И Асуня уже было хотел в очередной раз хлопнуть эльфа по плечу, но вовремя остановился и лишь слегка дружески коснулся спины в светло-зелёной куртке.

– Но с пивом-то тады што? – спросил он чуть погодя. – Что бабою не буду, так то уже понял. А с пива-то чаво рыгать начал? Не проклятье ж то разве?

Кайлиэль остановился, оглядел друга, а затем снял с пояса флягу, откупорил и протянул Асуне. Тот осторожно взял, с опаской понюхал, чуть скривился, но всё же сделал маленький глоток на пробу.

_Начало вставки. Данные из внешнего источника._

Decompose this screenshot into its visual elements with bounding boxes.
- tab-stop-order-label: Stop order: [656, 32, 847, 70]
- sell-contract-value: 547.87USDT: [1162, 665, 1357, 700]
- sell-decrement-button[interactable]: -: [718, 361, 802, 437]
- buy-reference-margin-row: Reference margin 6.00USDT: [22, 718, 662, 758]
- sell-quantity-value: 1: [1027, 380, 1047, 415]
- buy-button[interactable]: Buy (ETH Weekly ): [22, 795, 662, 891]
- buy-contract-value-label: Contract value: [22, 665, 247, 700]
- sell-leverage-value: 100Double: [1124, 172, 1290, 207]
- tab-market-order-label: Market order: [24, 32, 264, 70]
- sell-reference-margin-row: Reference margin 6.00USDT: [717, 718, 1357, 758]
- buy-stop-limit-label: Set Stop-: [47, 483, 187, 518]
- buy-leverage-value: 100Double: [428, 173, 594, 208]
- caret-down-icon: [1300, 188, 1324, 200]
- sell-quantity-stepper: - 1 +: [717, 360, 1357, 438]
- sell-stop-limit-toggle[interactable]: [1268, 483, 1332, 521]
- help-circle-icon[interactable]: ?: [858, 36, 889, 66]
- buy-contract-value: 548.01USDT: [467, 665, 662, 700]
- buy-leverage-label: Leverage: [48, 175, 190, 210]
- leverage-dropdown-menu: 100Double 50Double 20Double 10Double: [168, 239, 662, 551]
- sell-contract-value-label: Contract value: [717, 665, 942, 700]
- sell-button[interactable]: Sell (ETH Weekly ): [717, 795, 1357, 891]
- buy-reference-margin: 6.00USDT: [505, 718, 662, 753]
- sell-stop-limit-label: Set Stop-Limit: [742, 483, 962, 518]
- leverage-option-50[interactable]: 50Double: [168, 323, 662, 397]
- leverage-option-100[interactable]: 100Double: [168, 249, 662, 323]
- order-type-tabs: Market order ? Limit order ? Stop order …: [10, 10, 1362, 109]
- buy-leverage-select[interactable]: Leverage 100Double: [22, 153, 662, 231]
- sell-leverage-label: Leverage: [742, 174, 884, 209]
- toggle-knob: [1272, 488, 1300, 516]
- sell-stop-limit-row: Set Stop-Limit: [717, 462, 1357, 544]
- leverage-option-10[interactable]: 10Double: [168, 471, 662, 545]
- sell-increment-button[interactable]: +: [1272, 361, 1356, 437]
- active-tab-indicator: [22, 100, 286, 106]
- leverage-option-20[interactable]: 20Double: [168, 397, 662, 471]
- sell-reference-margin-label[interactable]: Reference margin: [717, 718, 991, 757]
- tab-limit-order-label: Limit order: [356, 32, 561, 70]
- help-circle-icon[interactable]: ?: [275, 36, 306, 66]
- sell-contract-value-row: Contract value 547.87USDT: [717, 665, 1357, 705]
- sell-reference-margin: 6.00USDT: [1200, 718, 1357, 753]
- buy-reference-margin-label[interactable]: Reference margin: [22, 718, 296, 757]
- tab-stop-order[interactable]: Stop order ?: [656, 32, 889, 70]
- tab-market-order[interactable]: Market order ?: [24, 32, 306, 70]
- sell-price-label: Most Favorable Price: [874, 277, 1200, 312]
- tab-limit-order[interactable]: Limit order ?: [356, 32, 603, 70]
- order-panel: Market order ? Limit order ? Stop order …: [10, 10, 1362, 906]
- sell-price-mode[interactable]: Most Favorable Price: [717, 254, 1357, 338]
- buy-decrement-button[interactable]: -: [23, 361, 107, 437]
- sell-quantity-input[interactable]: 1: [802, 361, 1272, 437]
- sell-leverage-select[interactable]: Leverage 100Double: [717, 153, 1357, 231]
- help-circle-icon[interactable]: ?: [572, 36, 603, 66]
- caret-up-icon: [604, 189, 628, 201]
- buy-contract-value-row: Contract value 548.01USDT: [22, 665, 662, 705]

– Ну и гадь гадская! – произнёс он с радостью, возвращая вино.

– Не блюёшь?

– Не блюю! – гордо подтвердил Асуня.

– Не прокляли тебя, друг, – улыбнулся эльф. – Это не проклятье было, а дар богов. Иногда случается, что повезёт, и кто-то из них отметит – даст шанс. Тебе повезло. И сейчас всё зависит от того, как ты этим шансом воспользуешься. С алкоголя воротить больше не будет, но ты сам должен решить, чего хочешь: вернуться и приняться за старое, чтобы дружки опять зауважали, собака начала бояться, Улька глаза прятать и вздыхать, когда из дома вырвется от пьющего папашки да на тебя пьяного наткнётся. Или перестать слушать других и начать слушать сердце. Ты ведь понял уже, что мужиком тебя не пьянки да драки делают, да? Вот и решай, кем теперь станешь, раз боги подарили шанс.